Cross domain Solution in laravel Development

  • 2021-08-12 02:10:05
  • OfStack

Preface

As we all know, when we develop with laravel, especially when the front and back ends are completely separated, because the front-end project runs on the designated port of our own machine (or other people's machines), such as localhost: 8000, and the laravel program runs on another port, it is cross-domain, and because of the browser's homology policy, cross-domain requests are illegal. In fact, this problem is very easy to solve, only need to add a middleware can be.
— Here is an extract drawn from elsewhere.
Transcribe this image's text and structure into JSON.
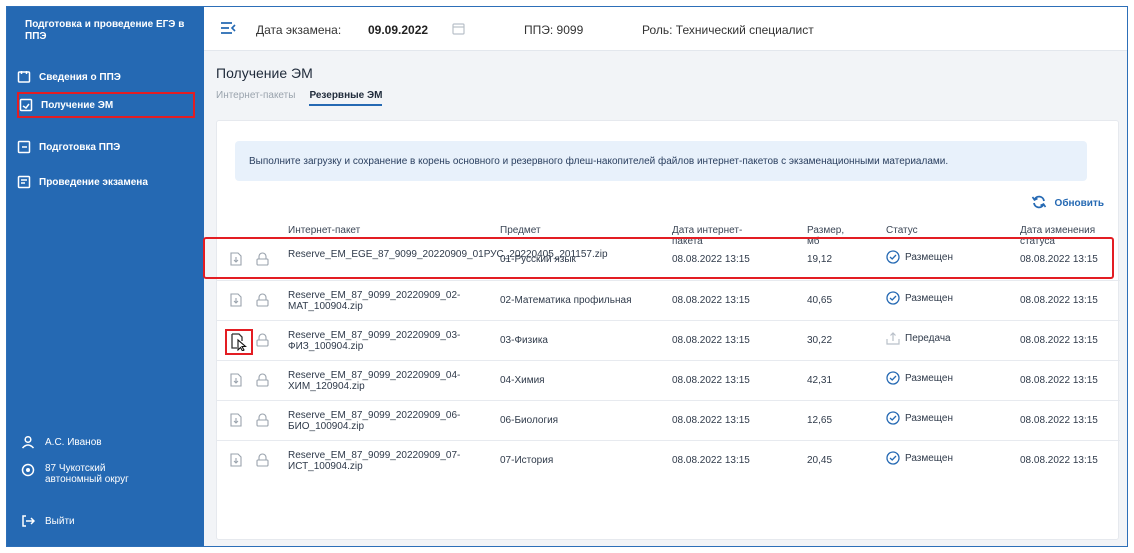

The following words are not much to say, let's take a look at the detailed solutions with this site 1.

Solution:

1. Create a new middleware


php artisan make:middleware EnableCrossRequestMiddleware

2. Writing middleware content


<?php
namespace App\Http\Middleware;
use Closure;
class EnableCrossRequestMiddleware
{
 /**
 * Handle an incoming request.
 *
 * @param \Illuminate\Http\Request $request
 * @param \Closure $next
 * @return mixed
 */
 public function handle($request, Closure $next)
 {
 $response = $next($request);
 $origin = $request->server('HTTP_ORIGIN') ? $request->server('HTTP_ORIGIN') : '';
 $allow_origin = [
  'http://localhost:8000',
 ];
 if (in_array($origin, $allow_origin)) {
  $response->header('Access-Control-Allow-Origin', $origin);
  $response->header('Access-Control-Allow-Headers', 'Origin, Content-Type, Cookie, X-CSRF-TOKEN, Accept, Authorization, X-XSRF-TOKEN');
  $response->header('Access-Control-Expose-Headers', 'Authorization, authenticated');
  $response->header('Access-Control-Allow-Methods', 'GET, POST, PATCH, PUT, OPTIONS');
  $response->header('Access-Control-Allow-Credentials', 'true');
 }
 return $response;
 }
}

The $allow_origin array variable is the list you allow to cross domains, and can be modified by yourself.

3. Then register the middleware in the kernel file


 protected $middleware = [
 // more
 App\Http\Middleware\EnableCrossRequestMiddleware::class,
 ];

Add the $middleware attribute in the App\ Http\ Kernel class, where the middleware registered belongs to the global middleware.
Then you will find that the front-end page can already send cross-domain requests.

One more method to options request is normal, because the browser must first determine whether the server allows the cross-domain request.